When Ted Riddle and I were working for Willard Stark on an overhaul at the gas plant outside Mustang Oklahoma during the spring of 1986, Willard said one day that he wanted to show us something.  I explained Willard’s situation at the plant in a post called “Working Power Plant Wonders with Willard Stark“.

He was a good example of what I would call a “Contrarian.”  That is, he seemed to buck the system often.  He thought outside the box a lot.  I realized this right way when we would listen to Paul Harvey on the radio during lunch.  Every time Paul Harvey would say, “…Noon News and Comment”  Willard would always finish the sentence by saying, “Mostly Comment.”  I figured then that he had to be a contrarian, because who would ever think that Paul Harvey wasn’t the best person in the world to bring the News to our private little power plant world.

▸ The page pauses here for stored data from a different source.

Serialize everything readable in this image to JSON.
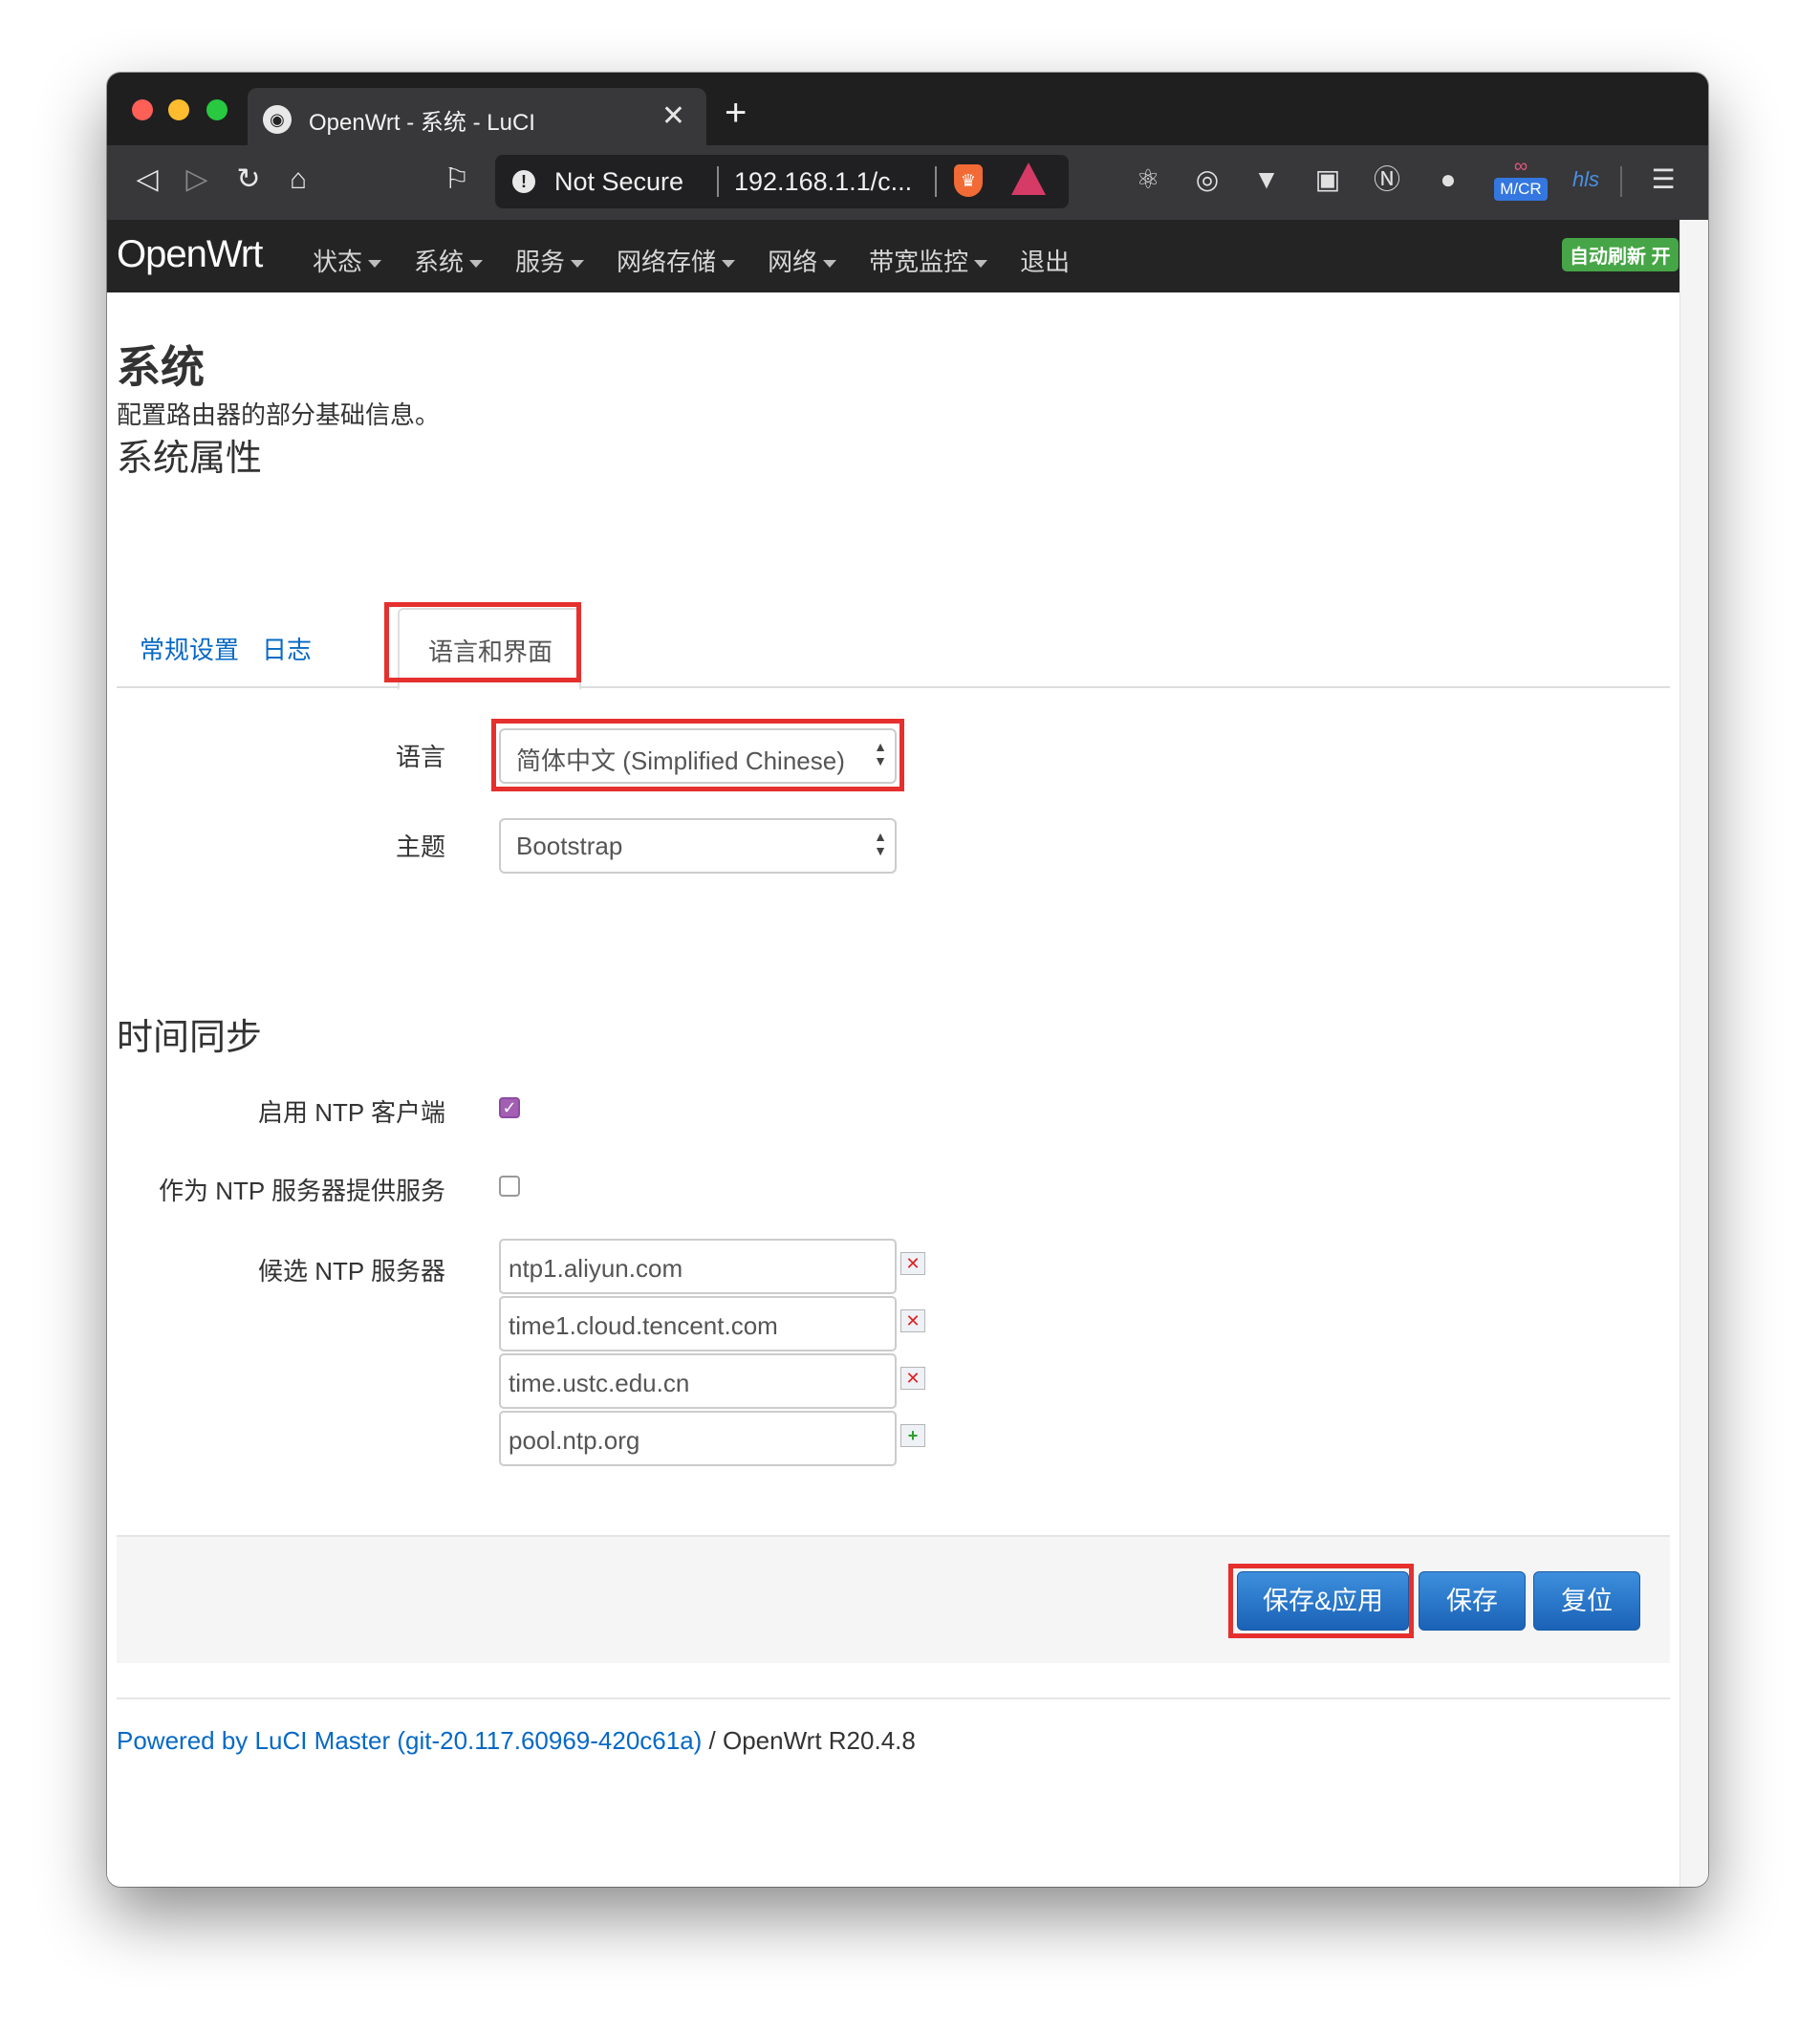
{
  "browser": {
    "tab_title": "OpenWrt - 系统 - LuCI",
    "url_security": "Not Secure",
    "url": "192.168.1.1/c...",
    "extension_label": "M/CR"
  },
  "header": {
    "brand": "OpenWrt",
    "nav": [
      "状态",
      "系统",
      "服务",
      "网络存储",
      "网络",
      "带宽监控",
      "退出"
    ],
    "auto_refresh": "自动刷新 开"
  },
  "page": {
    "title": "系统",
    "description": "配置路由器的部分基础信息。",
    "section_system": "系统属性",
    "tabs": [
      "常规设置",
      "日志",
      "语言和界面"
    ],
    "active_tab": "语言和界面",
    "language_label": "语言",
    "language_value": "简体中文 (Simplified Chinese)",
    "theme_label": "主题",
    "theme_value": "Bootstrap",
    "section_time": "时间同步",
    "ntp_client_label": "启用 NTP 客户端",
    "ntp_client_enabled": true,
    "ntp_server_label": "作为 NTP 服务器提供服务",
    "ntp_server_enabled": false,
    "ntp_candidates_label": "候选 NTP 服务器",
    "ntp_servers": [
      "ntp1.aliyun.com",
      "time1.cloud.tencent.com",
      "time.ustc.edu.cn",
      "pool.ntp.org"
    ]
  },
  "actions": {
    "save_apply": "保存&应用",
    "save": "保存",
    "reset": "复位"
  },
  "footer": {
    "powered_by": "Powered by LuCI Master (git-20.117.60969-420c61a)",
    "separator": " / ",
    "version": "OpenWrt R20.4.8"
  },
  "colors": {
    "highlight": "#e5302e",
    "primary_button": "#1f6ec6",
    "link": "#0769c6",
    "auto_refresh": "#46a546"
  }
}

Paul Harvey was one of a kind radio personality.  No one will ever fill his shoes.

Paul Harvey was one of a kind radio personality. No one will ever fill his shoes.

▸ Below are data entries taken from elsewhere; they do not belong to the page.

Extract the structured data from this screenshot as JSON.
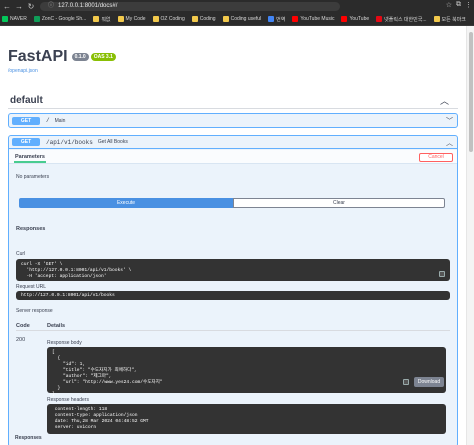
{
  "browser": {
    "url": "127.0.0.1:8001/docs#/",
    "bookmarks": [
      {
        "label": "NAVER",
        "color": "#03c75a"
      },
      {
        "label": "ZonC - Google Sh...",
        "color": "#0f9d58"
      },
      {
        "label": "뭐없",
        "color": "#f2c94c"
      },
      {
        "label": "My Code",
        "color": "#f2c94c"
      },
      {
        "label": "OZ Coding",
        "color": "#f2c94c"
      },
      {
        "label": "Coding",
        "color": "#f2c94c"
      },
      {
        "label": "Coding useful",
        "color": "#f2c94c"
      },
      {
        "label": "번역",
        "color": "#4285f4"
      },
      {
        "label": "YouTube Music",
        "color": "#ff0000"
      },
      {
        "label": "YouTube",
        "color": "#ff0000"
      },
      {
        "label": "넷플릭스 대한민국...",
        "color": "#e50914"
      },
      {
        "label": "모든 북마크",
        "color": "#f2c94c"
      }
    ]
  },
  "api": {
    "title": "FastAPI",
    "version": "0.1.0",
    "oas": "OAS 3.1",
    "openapi_link": "/openapi.json"
  },
  "section": {
    "name": "default"
  },
  "operations": [
    {
      "method": "GET",
      "path": "/",
      "summary": "Main"
    },
    {
      "method": "GET",
      "path": "/api/v1/books",
      "summary": "Get All Books"
    }
  ],
  "try_out": {
    "parameters_tab": "Parameters",
    "cancel_label": "Cancel",
    "no_parameters": "No parameters",
    "execute_label": "Execute",
    "clear_label": "Clear"
  },
  "responses": {
    "title": "Responses",
    "curl_label": "Curl",
    "curl_lines": [
      "curl -X 'GET' \\",
      "  'http://127.0.0.1:8001/api/v1/books' \\",
      "  -H 'accept: application/json'"
    ],
    "request_url_label": "Request URL",
    "request_url": "http://127.0.0.1:8001/api/v1/books",
    "server_response_label": "Server response",
    "code_header": "Code",
    "details_header": "Details",
    "code": "200",
    "body_label": "Response body",
    "body_lines": [
      "[",
      "  {",
      "    \"id\": 1,",
      "    \"title\": \"수도자지가 최애하다\",",
      "    \"author\": \"제그마\",",
      "    \"url\": \"http://www.yes24.com/수도자지\"",
      "  }",
      "]"
    ],
    "download_label": "Download",
    "headers_label": "Response headers",
    "header_lines": [
      " content-length: 118 ",
      " content-type: application/json ",
      " date: Thu,28 Mar 2024 04:48:52 GMT ",
      " server: uvicorn "
    ],
    "footer_label": "Responses"
  }
}
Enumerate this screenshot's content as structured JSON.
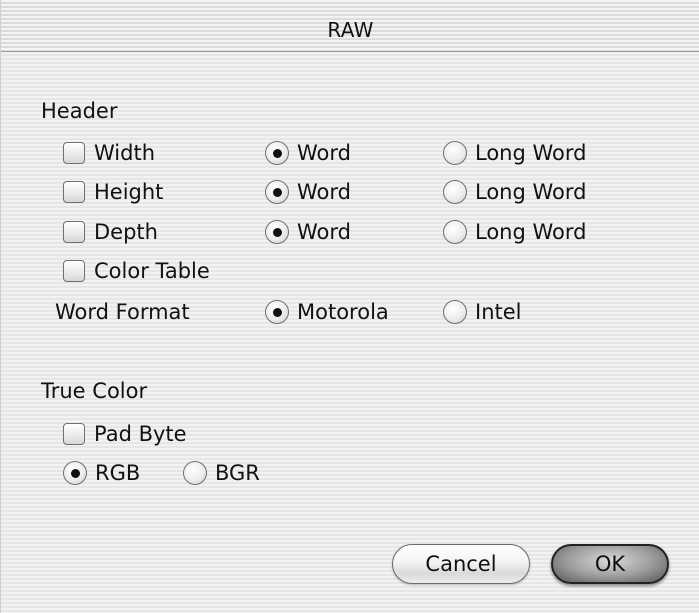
{
  "window": {
    "title": "RAW"
  },
  "header": {
    "section_label": "Header",
    "rows": [
      {
        "checkbox_label": "Width",
        "checked": false,
        "word_label": "Word",
        "long_word_label": "Long Word",
        "selected": "word"
      },
      {
        "checkbox_label": "Height",
        "checked": false,
        "word_label": "Word",
        "long_word_label": "Long Word",
        "selected": "word"
      },
      {
        "checkbox_label": "Depth",
        "checked": false,
        "word_label": "Word",
        "long_word_label": "Long Word",
        "selected": "word"
      }
    ],
    "color_table_label": "Color Table",
    "color_table_checked": false,
    "word_format_label": "Word Format",
    "motorola_label": "Motorola",
    "intel_label": "Intel",
    "word_format_selected": "motorola"
  },
  "true_color": {
    "section_label": "True Color",
    "pad_byte_label": "Pad Byte",
    "pad_byte_checked": false,
    "rgb_label": "RGB",
    "bgr_label": "BGR",
    "selected": "rgb"
  },
  "buttons": {
    "cancel_label": "Cancel",
    "ok_label": "OK"
  }
}
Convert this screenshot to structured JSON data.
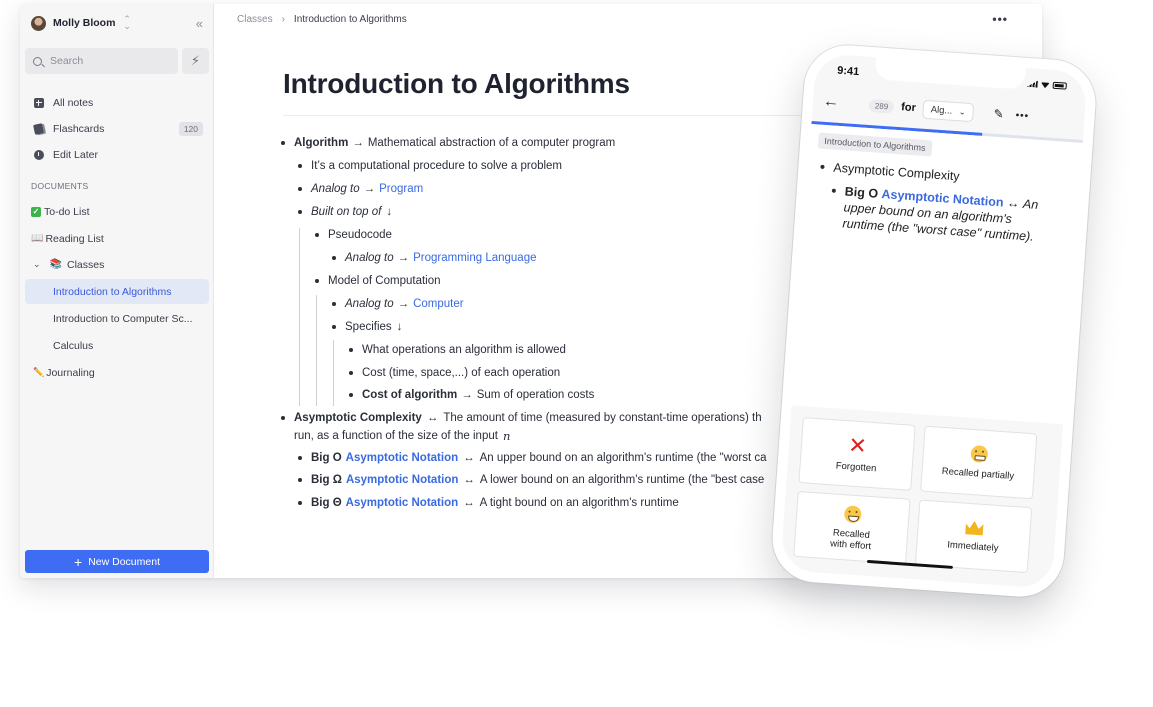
{
  "sidebar": {
    "user_name": "Molly Bloom",
    "search_placeholder": "Search",
    "nav": [
      {
        "label": "All notes",
        "icon": "grid-icon"
      },
      {
        "label": "Flashcards",
        "icon": "cards-icon",
        "badge": "120"
      },
      {
        "label": "Edit Later",
        "icon": "clock-icon"
      }
    ],
    "section_label": "DOCUMENTS",
    "docs": {
      "todo": "To-do List",
      "reading": "Reading List",
      "classes": "Classes",
      "intro_algorithms": "Introduction to Algorithms",
      "intro_cs": "Introduction to Computer Sc...",
      "calculus": "Calculus",
      "journaling": "Journaling"
    },
    "new_document": "New Document"
  },
  "breadcrumb": {
    "parent": "Classes",
    "current": "Introduction to Algorithms"
  },
  "document": {
    "title": "Introduction to Algorithms",
    "lines": {
      "l1_term": "Algorithm",
      "l1_text": "Mathematical abstraction of a computer program",
      "l2": "It’s a computational procedure to solve a problem",
      "l3_pre": "Analog to",
      "l3_link": "Program",
      "l4": "Built on top of",
      "l5": "Pseudocode",
      "l6_pre": "Analog to",
      "l6_link": "Programming Language",
      "l7": "Model of Computation",
      "l8_pre": "Analog to",
      "l8_link": "Computer",
      "l9": "Specifies",
      "l10": "What operations an algorithm is allowed",
      "l11": "Cost (time, space,...) of each operation",
      "l12_term": "Cost of algorithm",
      "l12_text": "Sum of operation costs",
      "l13_term": "Asymptotic Complexity",
      "l13_text": "The amount of time (measured by constant-time operations) th",
      "l13_cont": "run, as a function of the size of the input",
      "l13_var": "n",
      "l14_term": "Big O",
      "l14_link": "Asymptotic Notation",
      "l14_text": "An upper bound on an algorithm's runtime (the \"worst ca",
      "l15_term": "Big Ω",
      "l15_link": "Asymptotic Notation",
      "l15_text": "A lower bound on an algorithm's runtime (the \"best case",
      "l16_term": "Big Θ",
      "l16_link": "Asymptotic Notation",
      "l16_text": "A tight bound on an algorithm's runtime"
    }
  },
  "phone": {
    "time": "9:41",
    "count": "289",
    "for_label": "for",
    "deck": "Alg...",
    "progress": 0.63,
    "tag": "Introduction to Algorithms",
    "card_heading": "Asymptotic Complexity",
    "card_term": "Big O",
    "card_link": "Asymptotic Notation",
    "card_text": "An upper bound on an algorithm's runtime (the \"worst case\" runtime).",
    "grades": {
      "forgotten": "Forgotten",
      "partial": "Recalled partially",
      "effort_1": "Recalled",
      "effort_2": "with effort",
      "immediately": "Immediately"
    }
  }
}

So, when Willard said he was wanted us to see something “with our own eyes”, I figured this was going to be something good.  Probably some kind of secret place where you could hide and take a nap if the day wore on too long, or something like that.  Well… It didn’t turn out to be that kind of “something”, but it was something.

Willard took a small metal pan and put some Stoddard Solvent in it.  The old gas plant used straight Stoddard Solvent, unlike the more sophisticated Coal-fired plant where Ted Riddle and I normally worked.  We walked out into the turbine-generator (T-G) floor.  He placed the pan of solvent on the floor, took a WypAll (which is a strong paper rag) and dropped it into the pan:

A package of an Important Power Plant Staple:  WypAlls!

A package of an Important Power Plant Staple: WypAlls!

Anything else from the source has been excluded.